Paul Cook would have wanted to sign off his short Stanley managerial career in style on Tuesday but a former trialist returned to haunt the Reds.
Jason Walker – twice on trial with the Reds during John Coleman’s era and never earning a Stanley contract – popped up seven minutes from time to inflict a fourth successive league defeat on Stanley.
But it did prove a mere sideshow as news had already filtered through of Chesterfield’s interest in the Stanley boss – and it had gathered pace as Tuesday went on.
Cook didn’t come out to do the post-match press conference and so no questions could be asked about the rumours which were quickly becoming fact, but he will be disappointed that the side he wanted to be challenging up near the top of League Two, despite the low budget, were instead closer to the bottom when he left the Crown Ground after eight months in charge.
Assistant Leam Richardson did come out after the York game praising his players’ ‘energy, desire and commitment’ but bemoaned a lack of the rub of the green, and in fairness, this was a massive improvement on Saturday’s 5-0 drubbing at Oxford, despite the late defeat.
But still it wouldn’t be the way Cook would want to bow out as he came to the Reds in February promising entertaining football, expecting good open games and plenty of goals at both ends – but it hadn’t quite worked out that way in the last month or so with more goals hitting the back of the Reds’ net than their opponents goal.
Perhaps the most entertaining game of Cook’s reign was ironically the Chesterfield 4-3 defeat – those in the upper echelons of the Spireites obviously liked what they saw as they have come-a-calling for the Reds boss.
There, Stanley were unlucky to lose – a disputed handball left them cursing their luck – but it was what Cook wanted to bring to the Crown Ground every week.
When he took over following John Coleman’s departure to Rochdale, Stanley were in the play-off places but had just lost the likes of Andy Procter to Preston and defender Kevin Long back to Burnley, with Sean Hessey and Dean Winnard out injured for the rest of the campaign.
Still, he was the perfect man for the job – he had played at the club, knew all about it, was willing to work within the limits and had the passion and enthusiasm required of a Stanley boss who knows his team are punching above their weight at times in League Two – but wanted to prove everyone else wrong.
As it happened, the Reds won three of those final 18 games of the 2011/12 season but the transfer window had closed, loans proved tricky and everyone knew it was more a sounding-out period for Cook to launch an assault with a full season to look forward to in 2012/13.
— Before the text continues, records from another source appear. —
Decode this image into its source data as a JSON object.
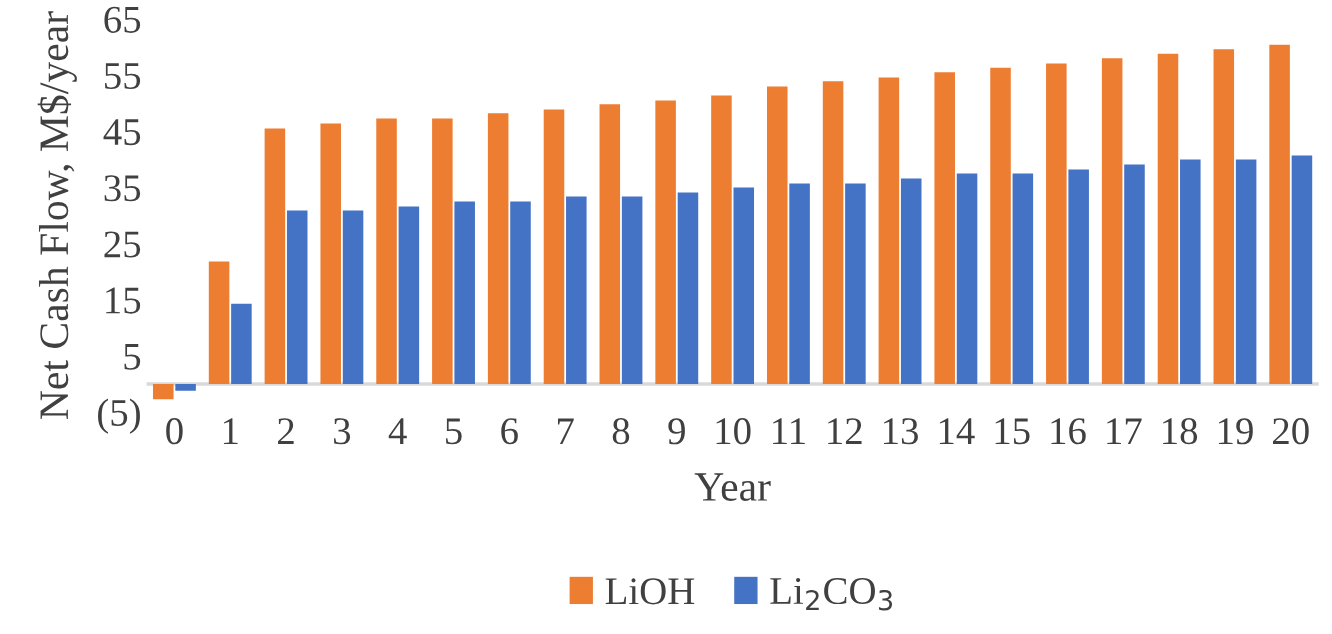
{
  "chart_data": {
    "type": "bar",
    "xlabel": "Year",
    "ylabel": "Net Cash Flow, M$/year",
    "categories": [
      "0",
      "1",
      "2",
      "3",
      "4",
      "5",
      "6",
      "7",
      "8",
      "9",
      "10",
      "11",
      "12",
      "13",
      "14",
      "15",
      "16",
      "17",
      "18",
      "19",
      "20"
    ],
    "series": [
      {
        "name": "LiOH",
        "color": "#ed7d31",
        "values": [
          -2.7,
          21.8,
          45.5,
          46.4,
          47.3,
          47.3,
          48.2,
          48.9,
          49.8,
          50.5,
          51.4,
          53.0,
          53.9,
          54.6,
          55.5,
          56.3,
          57.1,
          58.0,
          58.8,
          59.6,
          60.4
        ]
      },
      {
        "name": "Li$_{2}$CO$_{3}$",
        "color": "#4472c4",
        "values": [
          -1.2,
          14.3,
          30.9,
          30.9,
          31.6,
          32.5,
          32.5,
          33.4,
          33.4,
          34.1,
          35.0,
          35.7,
          35.7,
          36.6,
          37.5,
          37.5,
          38.2,
          39.1,
          40.0,
          40.0,
          40.7
        ]
      }
    ],
    "ylim": [
      -5,
      65
    ],
    "yticks": [
      {
        "value": -5,
        "label": "(5)"
      },
      5,
      15,
      25,
      35,
      45,
      55,
      65
    ],
    "grid": false,
    "legend": "bottom"
  }
}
The Reds finished 14th and now it was all about Cook proving himself with his own team.
And he began putting together a young side – Luke Joyce was the oldest outfield player at 25 – with players released from clubs hungry to prove their worth and show they can make it in the Football League.
He also pulled off a coup getting fans’ favourite Rommy Boco back from Sligo and signing striker Padraig Amond permanently while the likes of George Miller, Will Hatfield and Toto Nsiala teamed up with regulars such as Ian Dunbavin, Joyce and Winnard and it proved an early recipe for success.
Three wins in their first four league games – with victories over highly-rated teams like Southend, Port Vale and Cheltenham – certainly got the belief around the team that this was going to be a successful season, even emulating the play-off campaign of a couple of years before.
Cook was getting the Reds playing how he wanted but knew his side weren’t the finished article and was restricted in the loan market with his £10,000 a week wage budget, which he insisted he still wasn’t hitting, showing his ability to wheel and deal.
Wins over Aldershot and Wimbledon took Stanley up to fourth in the table and suddenly officials at clubs like Chesterfield were looking at Cook and his ability to entertain on a shoe-string budget and his stature as a manager was rising.
Cook had already proved himself at Sligo – taking them from near the bottom of the Irish League into challenging for the league title and the Champions League in five years, but the 45-year-old’s early-season promise was now getting him attention in the Football League.
Cook could be forgiven for defeat in the Rochdale game – Coleman’s first return to the Crown Ground – as sentimentality and a wonder goal won the day for the former boss.
However, big losses and poor shows at Torquay and Oxford did mean that Cook was going to have to call on all his fledgling League Two management skills to get the Reds out of the blip they are in.
Sadly, following York, it looks like the fans will never know if Cook would have had the credentials to turn the Reds back into promotion challengers.
For Saturday, it seems Leam Richardson will step into his shoes and he will be hoping the players maintain that desire and commitment and some ‘rub of the green’ means he, or whoever is in charge, can steer Stanley towards the promised land of League One.